The defining moment yesterday: I carried the laundry basket in my arms and walked across the hallway- a picture of the birth canal. I thought: twenty one years ago today, I was a singularity. From where there was no consciousness, I was brought to life. And here I am with the fullness of moments, strings of thoughts and feelings, present and past knit together. Here is a snapshot of life: moving forward daily, through to the end of the hallway. Making my way to a graceful exit.
What do I do with a day of affirmations? Shouldn’t I have felt happier? Why wasn’t I able to embrace the love I was receiving? Somehow I couldn’t tap into the authenticity of people’s messages. I think I’ve always had this erroneous idea that I must strive in order to be loved- that I must give more in order to deserve kindness. If I truly understood their hearts for a moment – the thoughts of my brother, my sister, my best friends and my acquaintances about me – I’d be brought to tears.
I think we must remind ourselves of the absolute reality that we are intrinsically valuable. God only makes remarkable creatures and He delights in me. He likes me, no matter what I do- just because I am.

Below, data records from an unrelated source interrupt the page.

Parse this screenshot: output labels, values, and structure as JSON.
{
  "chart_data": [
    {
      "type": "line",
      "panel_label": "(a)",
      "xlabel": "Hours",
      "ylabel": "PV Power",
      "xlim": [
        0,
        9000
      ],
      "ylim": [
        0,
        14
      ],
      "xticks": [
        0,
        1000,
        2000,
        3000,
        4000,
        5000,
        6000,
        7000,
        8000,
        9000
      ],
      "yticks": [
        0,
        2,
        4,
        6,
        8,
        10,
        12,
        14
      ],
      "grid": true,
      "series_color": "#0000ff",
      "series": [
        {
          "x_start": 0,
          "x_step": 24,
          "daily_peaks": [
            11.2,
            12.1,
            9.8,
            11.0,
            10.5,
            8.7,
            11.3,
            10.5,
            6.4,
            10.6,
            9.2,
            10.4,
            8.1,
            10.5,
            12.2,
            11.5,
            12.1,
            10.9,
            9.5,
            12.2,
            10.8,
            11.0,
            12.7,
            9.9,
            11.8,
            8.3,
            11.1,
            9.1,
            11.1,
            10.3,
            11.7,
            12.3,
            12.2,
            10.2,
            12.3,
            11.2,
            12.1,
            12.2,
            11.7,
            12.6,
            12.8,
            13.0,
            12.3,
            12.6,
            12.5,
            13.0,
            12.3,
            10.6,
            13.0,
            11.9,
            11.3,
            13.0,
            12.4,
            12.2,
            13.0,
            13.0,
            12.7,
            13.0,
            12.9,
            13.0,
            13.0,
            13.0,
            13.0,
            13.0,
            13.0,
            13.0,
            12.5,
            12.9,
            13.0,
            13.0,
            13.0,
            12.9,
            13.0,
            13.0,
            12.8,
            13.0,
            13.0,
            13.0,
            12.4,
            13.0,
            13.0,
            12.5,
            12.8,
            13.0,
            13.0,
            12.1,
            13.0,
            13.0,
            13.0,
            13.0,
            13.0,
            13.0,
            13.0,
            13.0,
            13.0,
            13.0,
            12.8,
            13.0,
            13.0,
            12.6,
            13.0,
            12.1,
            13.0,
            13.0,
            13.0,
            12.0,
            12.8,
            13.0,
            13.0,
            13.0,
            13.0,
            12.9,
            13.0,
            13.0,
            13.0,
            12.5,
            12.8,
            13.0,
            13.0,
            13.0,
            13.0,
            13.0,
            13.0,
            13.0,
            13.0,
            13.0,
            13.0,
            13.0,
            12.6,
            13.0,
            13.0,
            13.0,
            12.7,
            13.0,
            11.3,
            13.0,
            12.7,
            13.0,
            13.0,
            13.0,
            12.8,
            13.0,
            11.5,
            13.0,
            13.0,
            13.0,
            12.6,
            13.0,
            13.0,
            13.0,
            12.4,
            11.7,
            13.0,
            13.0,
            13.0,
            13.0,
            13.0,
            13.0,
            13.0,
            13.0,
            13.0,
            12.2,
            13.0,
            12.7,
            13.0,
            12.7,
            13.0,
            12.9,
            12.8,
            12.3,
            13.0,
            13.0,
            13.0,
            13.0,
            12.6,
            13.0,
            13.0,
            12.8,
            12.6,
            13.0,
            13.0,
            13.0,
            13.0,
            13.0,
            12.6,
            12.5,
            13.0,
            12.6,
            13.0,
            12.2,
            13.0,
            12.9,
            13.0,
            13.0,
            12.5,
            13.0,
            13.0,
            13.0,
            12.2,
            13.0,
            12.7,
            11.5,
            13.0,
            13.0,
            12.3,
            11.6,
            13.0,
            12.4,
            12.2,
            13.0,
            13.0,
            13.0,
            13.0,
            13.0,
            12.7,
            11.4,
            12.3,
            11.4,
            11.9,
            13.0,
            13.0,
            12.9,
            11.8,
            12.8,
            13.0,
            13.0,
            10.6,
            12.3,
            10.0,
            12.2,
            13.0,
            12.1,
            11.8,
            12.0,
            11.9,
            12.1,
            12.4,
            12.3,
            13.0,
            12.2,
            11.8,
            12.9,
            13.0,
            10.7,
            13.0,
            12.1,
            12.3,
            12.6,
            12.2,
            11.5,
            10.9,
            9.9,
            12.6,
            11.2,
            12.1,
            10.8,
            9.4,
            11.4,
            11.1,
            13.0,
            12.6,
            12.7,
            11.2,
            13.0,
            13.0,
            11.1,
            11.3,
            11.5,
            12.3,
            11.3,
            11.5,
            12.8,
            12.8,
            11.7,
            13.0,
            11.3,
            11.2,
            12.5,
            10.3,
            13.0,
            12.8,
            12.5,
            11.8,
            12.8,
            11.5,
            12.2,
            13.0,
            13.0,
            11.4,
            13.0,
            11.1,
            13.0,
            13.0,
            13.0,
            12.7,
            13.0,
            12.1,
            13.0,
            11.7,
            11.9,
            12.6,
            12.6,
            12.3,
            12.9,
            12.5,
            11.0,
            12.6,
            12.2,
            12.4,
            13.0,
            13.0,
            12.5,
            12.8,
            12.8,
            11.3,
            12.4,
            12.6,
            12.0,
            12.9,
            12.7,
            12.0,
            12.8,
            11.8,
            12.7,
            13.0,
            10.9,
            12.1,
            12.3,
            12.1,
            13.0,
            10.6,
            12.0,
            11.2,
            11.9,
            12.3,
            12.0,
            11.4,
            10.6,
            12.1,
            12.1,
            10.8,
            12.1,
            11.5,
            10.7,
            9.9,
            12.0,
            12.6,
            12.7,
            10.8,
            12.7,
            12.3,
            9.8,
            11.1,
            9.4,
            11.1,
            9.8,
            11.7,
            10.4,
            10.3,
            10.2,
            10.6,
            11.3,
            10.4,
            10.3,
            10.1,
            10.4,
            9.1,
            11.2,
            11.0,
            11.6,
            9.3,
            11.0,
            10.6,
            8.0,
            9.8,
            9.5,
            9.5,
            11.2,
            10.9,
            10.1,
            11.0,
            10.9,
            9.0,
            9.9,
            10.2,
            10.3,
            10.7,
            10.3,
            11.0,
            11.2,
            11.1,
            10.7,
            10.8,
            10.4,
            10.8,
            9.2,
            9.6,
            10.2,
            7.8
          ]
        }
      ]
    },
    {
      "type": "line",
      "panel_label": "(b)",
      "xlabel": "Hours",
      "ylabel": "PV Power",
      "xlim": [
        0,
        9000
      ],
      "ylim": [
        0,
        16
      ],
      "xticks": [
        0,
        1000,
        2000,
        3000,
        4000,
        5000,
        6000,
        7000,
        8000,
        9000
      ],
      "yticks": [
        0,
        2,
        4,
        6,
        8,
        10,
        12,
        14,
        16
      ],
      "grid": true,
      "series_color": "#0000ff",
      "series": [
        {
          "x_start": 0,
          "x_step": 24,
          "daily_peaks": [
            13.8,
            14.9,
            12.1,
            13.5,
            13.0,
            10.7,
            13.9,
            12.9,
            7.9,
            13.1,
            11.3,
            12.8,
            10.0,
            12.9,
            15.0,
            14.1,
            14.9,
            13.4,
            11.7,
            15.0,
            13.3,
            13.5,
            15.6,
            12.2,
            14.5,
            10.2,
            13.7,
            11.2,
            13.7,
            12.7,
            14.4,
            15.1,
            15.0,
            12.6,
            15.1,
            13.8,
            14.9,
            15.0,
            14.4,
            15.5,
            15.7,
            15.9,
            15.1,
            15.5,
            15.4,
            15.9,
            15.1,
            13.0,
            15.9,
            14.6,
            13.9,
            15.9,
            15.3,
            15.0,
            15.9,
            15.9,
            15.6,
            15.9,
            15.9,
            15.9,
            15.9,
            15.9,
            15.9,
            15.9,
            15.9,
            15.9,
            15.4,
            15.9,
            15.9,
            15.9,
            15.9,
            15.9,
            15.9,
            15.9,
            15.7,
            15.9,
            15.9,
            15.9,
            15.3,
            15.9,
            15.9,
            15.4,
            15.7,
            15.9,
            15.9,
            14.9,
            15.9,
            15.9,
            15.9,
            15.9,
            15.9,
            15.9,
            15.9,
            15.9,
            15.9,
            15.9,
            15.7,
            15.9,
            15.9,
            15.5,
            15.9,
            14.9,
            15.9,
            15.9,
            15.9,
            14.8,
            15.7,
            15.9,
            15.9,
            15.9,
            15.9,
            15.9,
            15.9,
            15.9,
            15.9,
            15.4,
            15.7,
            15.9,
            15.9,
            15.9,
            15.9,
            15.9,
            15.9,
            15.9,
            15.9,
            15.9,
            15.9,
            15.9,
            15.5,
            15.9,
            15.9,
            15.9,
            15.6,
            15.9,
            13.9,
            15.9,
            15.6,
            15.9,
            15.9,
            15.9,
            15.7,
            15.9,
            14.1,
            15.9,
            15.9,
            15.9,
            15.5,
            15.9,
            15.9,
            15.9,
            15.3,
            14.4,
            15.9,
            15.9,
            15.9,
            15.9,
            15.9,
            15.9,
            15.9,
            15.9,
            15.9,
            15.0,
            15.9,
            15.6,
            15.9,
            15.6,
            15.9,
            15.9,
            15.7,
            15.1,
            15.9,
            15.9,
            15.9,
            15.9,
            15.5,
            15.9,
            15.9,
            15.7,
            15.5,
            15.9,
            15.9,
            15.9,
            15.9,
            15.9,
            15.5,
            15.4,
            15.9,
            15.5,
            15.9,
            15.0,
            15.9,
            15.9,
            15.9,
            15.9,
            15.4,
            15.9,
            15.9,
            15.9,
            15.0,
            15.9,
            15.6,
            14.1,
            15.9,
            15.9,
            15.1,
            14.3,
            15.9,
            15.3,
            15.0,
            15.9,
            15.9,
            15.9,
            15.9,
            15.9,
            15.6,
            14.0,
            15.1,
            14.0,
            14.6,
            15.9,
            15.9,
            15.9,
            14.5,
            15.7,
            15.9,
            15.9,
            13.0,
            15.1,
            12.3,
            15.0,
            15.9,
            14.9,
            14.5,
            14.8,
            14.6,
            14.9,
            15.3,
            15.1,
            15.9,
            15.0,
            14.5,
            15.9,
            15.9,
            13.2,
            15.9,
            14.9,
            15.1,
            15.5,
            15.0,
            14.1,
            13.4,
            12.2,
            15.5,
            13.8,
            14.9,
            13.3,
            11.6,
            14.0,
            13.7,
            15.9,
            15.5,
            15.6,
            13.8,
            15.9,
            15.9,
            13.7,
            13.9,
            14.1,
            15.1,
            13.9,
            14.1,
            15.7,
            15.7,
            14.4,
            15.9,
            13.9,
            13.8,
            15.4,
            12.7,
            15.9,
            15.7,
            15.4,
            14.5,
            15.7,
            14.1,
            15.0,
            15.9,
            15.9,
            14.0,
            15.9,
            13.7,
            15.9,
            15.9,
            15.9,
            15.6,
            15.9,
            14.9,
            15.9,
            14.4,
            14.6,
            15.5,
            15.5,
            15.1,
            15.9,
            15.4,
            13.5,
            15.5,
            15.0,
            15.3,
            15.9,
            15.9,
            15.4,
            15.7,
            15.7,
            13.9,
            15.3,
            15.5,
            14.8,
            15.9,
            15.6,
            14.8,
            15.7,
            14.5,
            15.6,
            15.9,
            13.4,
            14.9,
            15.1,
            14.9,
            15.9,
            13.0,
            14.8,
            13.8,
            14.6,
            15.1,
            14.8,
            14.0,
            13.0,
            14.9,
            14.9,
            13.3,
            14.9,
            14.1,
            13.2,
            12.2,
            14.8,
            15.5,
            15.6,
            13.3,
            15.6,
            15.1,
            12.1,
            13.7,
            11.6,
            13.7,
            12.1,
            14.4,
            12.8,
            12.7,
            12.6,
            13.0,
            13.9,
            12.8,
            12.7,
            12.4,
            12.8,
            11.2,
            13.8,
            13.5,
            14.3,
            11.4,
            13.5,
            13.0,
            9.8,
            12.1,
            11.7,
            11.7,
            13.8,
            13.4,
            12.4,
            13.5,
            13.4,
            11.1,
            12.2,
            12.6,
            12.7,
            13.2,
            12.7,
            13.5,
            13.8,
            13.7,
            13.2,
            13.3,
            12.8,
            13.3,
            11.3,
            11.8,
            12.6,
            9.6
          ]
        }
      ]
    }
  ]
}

It is a privilege to be surrounded by such talented and amazing people in my acapella group. It is a privilege to learn French, even though it takes me five hours to type one page. It is a privilege to send out an email at 2am for my sorority. As my friend so wisely put it: “even on my worst days, my resting state is all the way up here”. Yes! I am resting perpetually on the apex; I am wonderful and I do not have to prove it. Thank you Jesus! If I am already loved, if I am already victorious, what is holding me back from loving the things that I am doing, the things that I am a part of? Nothing. I am walking in His light today.